Immense victoire

 

 Ne boudons pas, nous, les français, notre joie d’avoir gagné en toute beauté, grâce à la force du jeu collectif de notre équipe, la coupe du Monde de foot.

Cette victoire, justifiée par de multiples raisons, dont l’intelligence et les qualités athlétiques de chacun, l’est aussi, et peut-être surtout, par le style de gouvernance de son animateur. Didier Deschamps a assumé de prendre des décisions quelques fois douloureuses, sans faiblir, mais, par le respect accordé à chacun de ses joueurs qui le l’ont bien rendu, il a su forger des liens d’amitié entre tous qui ont fait que chaque « passe » était en fait un signe de reconnaissance. Tout le contraire de l’actuelle gouvernance, verticale,  de la France.

Dans cette équipe de France, championne du Monde, le respect de chacun par et pour tous n’a pas été l’application d’un slogan préfabriqué par des « communicants » mais le témoignage d’une réalité tant groupale qu’individuelle, mis en œuvre autant dans la banalité du quotidien de la préparation que dans l’arène d’un stade.

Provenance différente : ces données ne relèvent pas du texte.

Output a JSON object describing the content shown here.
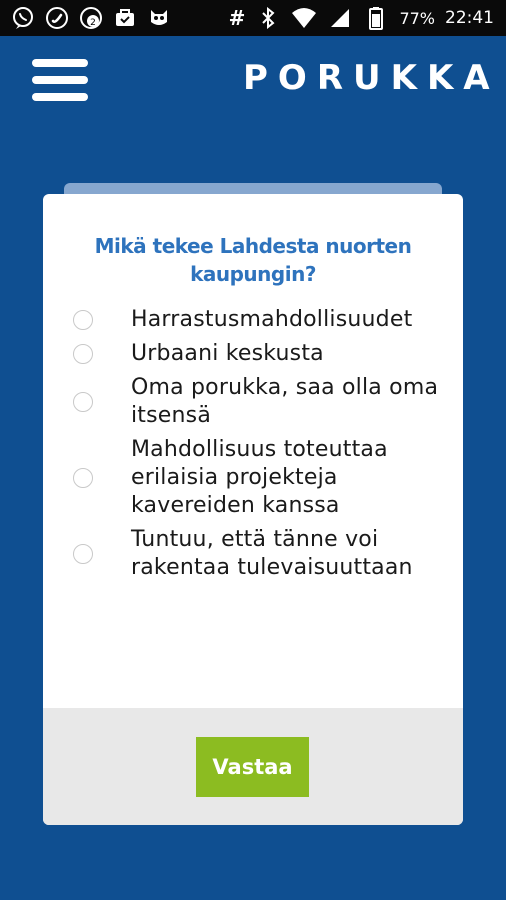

Mais l’immensité de cette victoire qui s’exprime par l’orgasme national qu’elle provoque, orgasme au strict sens étymologique de « bouillonnement d’ardeur », est d’autant plus remarquable que la victoire est symbolique. C’est la victoire du jeu et non, comme à la Libération, l’énorme joie de l’écrasement physique de l’abjecte idéologie du fascisme et du nazisme.

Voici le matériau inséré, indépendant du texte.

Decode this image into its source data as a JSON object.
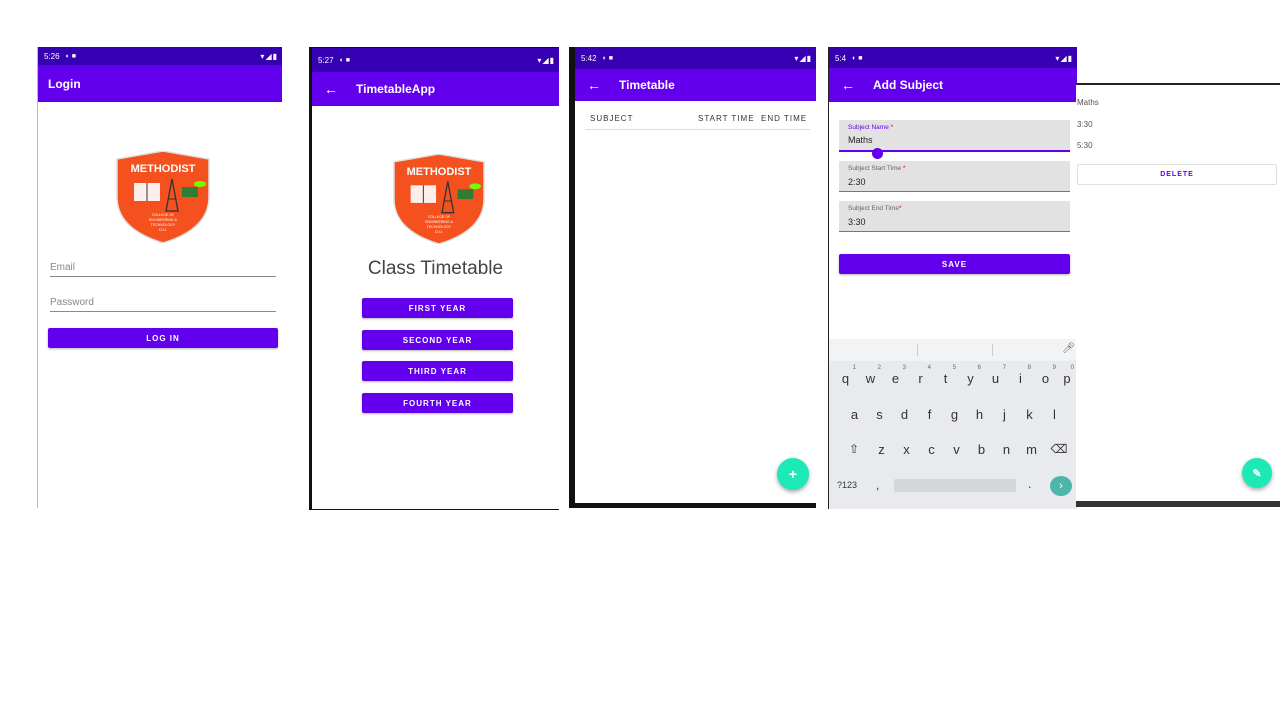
{
  "login_screen": {
    "status_time": "5:26",
    "title": "Login",
    "logo_text": "METHODIST",
    "logo_subtext": "COLLEGE OF ENGINEERING & TECHNOLOGY",
    "logo_ou": "O.U.",
    "email_placeholder": "Email",
    "password_placeholder": "Password",
    "login_button": "LOG IN"
  },
  "home_screen": {
    "status_time": "5:27",
    "title": "TimetableApp",
    "logo_text": "METHODIST",
    "logo_subtext": "COLLEGE OF ENGINEERING & TECHNOLOGY",
    "logo_ou": "O.U.",
    "heading": "Class Timetable",
    "buttons": [
      "FIRST YEAR",
      "SECOND YEAR",
      "THIRD YEAR",
      "FOURTH YEAR"
    ]
  },
  "timetable_screen": {
    "status_time": "5:42",
    "title": "Timetable",
    "columns": [
      "SUBJECT",
      "START TIME",
      "END TIME"
    ],
    "fab_label": "+"
  },
  "add_subject_screen": {
    "status_time": "5:4",
    "title": "Add Subject",
    "fields": [
      {
        "label": "Subject Name",
        "required": "*",
        "value": "Maths"
      },
      {
        "label": "Subject Start Time",
        "required": "*",
        "value": "2:30"
      },
      {
        "label": "Subject End Time",
        "required": "*",
        "value": "3:30"
      }
    ],
    "save_button": "SAVE",
    "keyboard": {
      "row1": [
        "q",
        "w",
        "e",
        "r",
        "t",
        "y",
        "u",
        "i",
        "o",
        "p"
      ],
      "row1_numbers": [
        "1",
        "2",
        "3",
        "4",
        "5",
        "6",
        "7",
        "8",
        "9",
        "0"
      ],
      "row2": [
        "a",
        "s",
        "d",
        "f",
        "g",
        "h",
        "j",
        "k",
        "l"
      ],
      "row3": [
        "z",
        "x",
        "c",
        "v",
        "b",
        "n",
        "m"
      ],
      "symbols_key": "?123",
      "comma_key": ",",
      "period_key": "."
    }
  },
  "detail_screen": {
    "subject": "Maths",
    "start_time": "3:30",
    "end_time": "5:30",
    "delete_button": "DELETE"
  },
  "colors": {
    "primary": "#6200ee",
    "primary_dark": "#3700b3",
    "accent": "#1de9b6",
    "logo_orange": "#f4511e"
  },
  "icons": [
    "back-arrow-icon",
    "wifi-icon",
    "signal-icon",
    "battery-icon",
    "mic-icon",
    "backspace-icon",
    "shift-icon",
    "pencil-icon"
  ]
}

En 1945, l’exaltation de la foule saluait la fin d’une réalité intolérable qui avait causé des millions de victimes, avant que de parachever son succès lors de la chute du mur de Berlin. Il s’agissait de fêter la fin d’une réalité sordide.

Aujourd’hui, l’enjeu est un jeu, et ça, c’est un immense progrès.

Le jeu, au sens mécanique du terme, est cet espace infime qui sépare deux éléments et leur permet de coulisser, évitant fusion, adhésion, soudure, mais permettant indépendance, liberté, intégrité des identités.

Le jeu est cette prise de recul, cette distanciation qui évite la confusion dans la folie, la perte d’identité et affirme au contraire la reconnaissance de l’Autre.

Et si ce championnat nous permettait d’envisager d’une autre manière la crise actuelle provoquée par l’immigration.

Si cet espace virtuel et pourtant bien réel entre deux pays que sont les frontières n’était pas murs infranchissables de barbelés, de béton, dont la bêtise n’est plus à prouver, mais la membrane qui définit la limite d’un pays, telle la peau qui délimite l’identité d’une personne, et invite au contact, à l’échange, souvent aux coups, mais aussi aux caresses, à l’amour.

Faut-il que l’identité d’un pays soit bien fragile pour craindre de la perdre à l’arrivée de personnes étrangères, pourtant promesses de renouveau !

 Et si la France devait sa victoire à la diversité humaine de son équipe de foot, à des intégrations réussies ? Un exemple ? L’esquisse d’une solution ?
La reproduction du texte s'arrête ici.